Il n'est pas recommandé de placer immédiatement tous les fonds sur des "actions au concept CPO le plus pur".
XII. Les cinq points les plus importants de ce rapport
- Premièrement, Les goulots d'étranglement des centres de données IA passent de "calculer vite" à "se connecter vite, se connecter de manière stable, se connecter de manière économe en énergie".
- Deuxièmement, La fibre ne remplacera pas immédiatement le cuivre, et le cuivre ne conservera pas non plus tous les scénarios pour toujours ; différentes distances et niveaux système choisiront différentes solutions.
- Troisièmement, Le CPO est une direction, mais les revenus plus réalistes pour 2026 se trouvent dans le 1,6T, LPO/NPO, les sources lumineuses, les tests, les PCB, les ABF, les CCL.
- Quatrièmement, Le véritable impact du CPO n'est pas de rendre les modules optiques moins chers, mais de transférer le bassin de profit de l'encapsulation traditionnelle des modules vers les puces, l'emballage, les moteurs optiques, les sources lumineuses, les tests et les plateformes système.
- Cinquièmement, Pour investir dans la connectivité IA, n'achetez pas le concept le plus chaud, achetez le goulot d'étranglement le plus difficile à contourner.

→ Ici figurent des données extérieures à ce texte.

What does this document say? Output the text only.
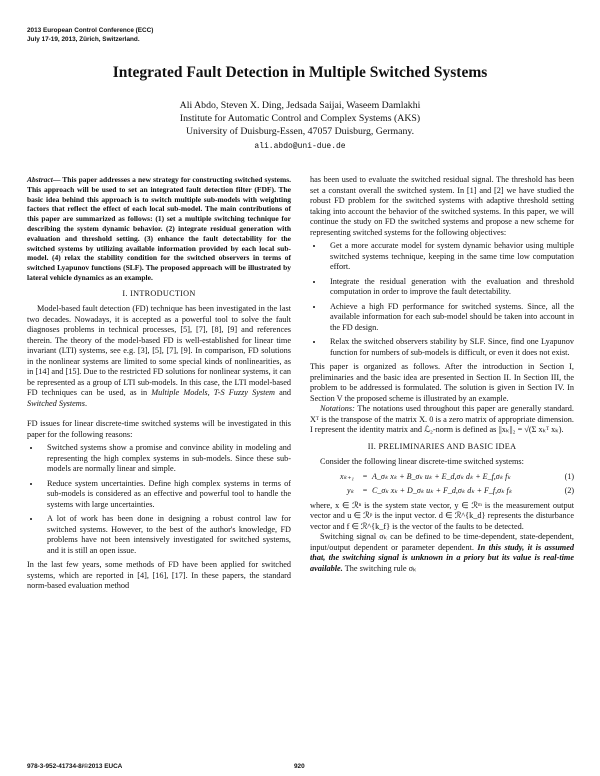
2013 European Control Conference (ECC)
July 17-19, 2013, Zürich, Switzerland.
Integrated Fault Detection in Multiple Switched Systems
Ali Abdo, Steven X. Ding, Jedsada Saijai, Waseem Damlakhi
Institute for Automatic Control and Complex Systems (AKS)
University of Duisburg-Essen, 47057 Duisburg, Germany.
ali.abdo@uni-due.de
Abstract— This paper addresses a new strategy for constructing switched systems. This approach will be used to set an integrated fault detection filter (FDF). The basic idea behind this approach is to switch multiple sub-models with weighting factors that reflect the effect of each local sub-model. The main contributions of this paper are summarized as follows: (1) set a multiple switching technique for describing the system dynamic behavior. (2) integrate residual generation with evaluation and threshold setting. (3) enhance the fault detectability for the switched systems by utilizing available information provided by each local sub-model. (4) relax the stability condition for the switched observers in terms of switched Lyapunov functions (SLF). The proposed approach will be illustrated by lateral vehicle dynamics as an example.
I. INTRODUCTION

Model-based fault detection (FD) technique has been investigated in the last two decades. Nowadays, it is accepted as a powerful tool to solve the fault diagnoses problems in technical processes, [5], [7], [8], [9] and references therein. The theory of the model-based FD is well-established for linear time invariant (LTI) systems, see e.g. [3], [5], [7], [9]. In comparison, FD solutions in the nonlinear systems are limited to some special kinds of nonlinearities, as in [14] and [15]. Due to the restricted FD solutions for nonlinear systems, it can be represented as a group of LTI sub-models. In this case, the LTI model-based FD techniques can be used, as in Multiple Models, T-S Fuzzy System and Switched Systems.

FD issues for linear discrete-time switched systems will be investigated in this paper for the following reasons:

• Switched systems show a promise and convince ability in modeling and representing the high complex systems in sub-models. Since these sub-models are normally linear and simple.
• Reduce system uncertainties. Define high complex systems in terms of sub-models is considered as an effective and powerful tool to handle the systems with large uncertainties.
• A lot of work has been done in designing a robust control law for switched systems. However, to the best of the author's knowledge, FD problems have not been intensively investigated for switched systems, and it is still an open issue.

In the last few years, some methods of FD have been applied for switched systems, which are reported in [4], [16], [17]. In these papers, the standard norm-based evaluation method

has been used to evaluate the switched residual signal. The threshold has been set a constant overall the switched system. In [1] and [2] we have studied the robust FD problem for the switched systems with adaptive threshold setting taking into account the behavior of the switched systems. In this paper, we will continue the study on FD the switched systems and propose a new scheme for representing switched systems for the following objectives:

• Get a more accurate model for system dynamic behavior using multiple switched systems technique, keeping in the same time low computation effort.
• Integrate the residual generation with the evaluation and threshold computation in order to improve the fault detectability.
• Achieve a high FD performance for switched systems. Since, all the available information for each sub-model should be taken into account in the FD design.
• Relax the switched observers stability by SLF. Since, find one Lyapunov function for numbers of sub-models is difficult, or even it does not exist.

This paper is organized as follows. After the introduction in Section I, preliminaries and the basic idea are presented in Section II. In Section III, the problem to be addressed is formulated. The solution is given in Section IV. In Section V the proposed scheme is illustrated by an example.

Notations: The notations used throughout this paper are generally standard. Xᵀ is the transpose of the matrix X. 0 is a zero matrix of appropriate dimension. I represent the identity matrix and ℒ₂-norm is defined as ||xₖ||₂ = √(Σ xₖᵀ xₖ).

II. PRELIMINARIES AND BASIC IDEA

Consider the following linear discrete-time switched systems:

xₖ₊₁	= A_σₖ xₖ + B_σₖ uₖ + E_d,σₖ dₖ + E_f,σₖ fₖ	(1)
yₖ	= C_σₖ xₖ + D_σₖ uₖ + F_d,σₖ dₖ + F_f,σₖ fₖ	(2)

where, x ∈ ℛⁿ is the system state vector, y ∈ ℛᵐ is the measurement output vector and u ∈ ℛᵖ is the input vector. d ∈ ℛ^{k_d} represents the disturbance vector and f ∈ ℛ^{k_f} is the vector of the faults to be detected.

Switching signal σₖ can be defined to be time-dependent, state-dependent, input/output dependent or parameter dependent. In this study, it is assumed that, the switching signal is unknown in a priory but its value is real-time available. The switching rule σₖ

978-3-952-41734-8/©2013 EUCA	920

- Il s'agit d'un rapport très précieux sur les "infrastructures de deuxième couche de l'IA". Il rappelle au marché : après les GPU, le prochain élément à être revalorisé n'est pas une pièce particulière, mais l'ensemble de la pile de connectivité IA.
Mais il ne doit pas non plus être simplement interprété comme "le CPO explose immédiatement". Une lecture plus précise est :
En 2026, regardez les modules enfichables/LPO/NPO/PCB/ABF/tests ;
En 2027, regardez les commandes pilotes du CPO ;
Après 2028, observez si le CPO et les E/S optiques entrent réellement dans l'architecture centrale de calcul de l'IA.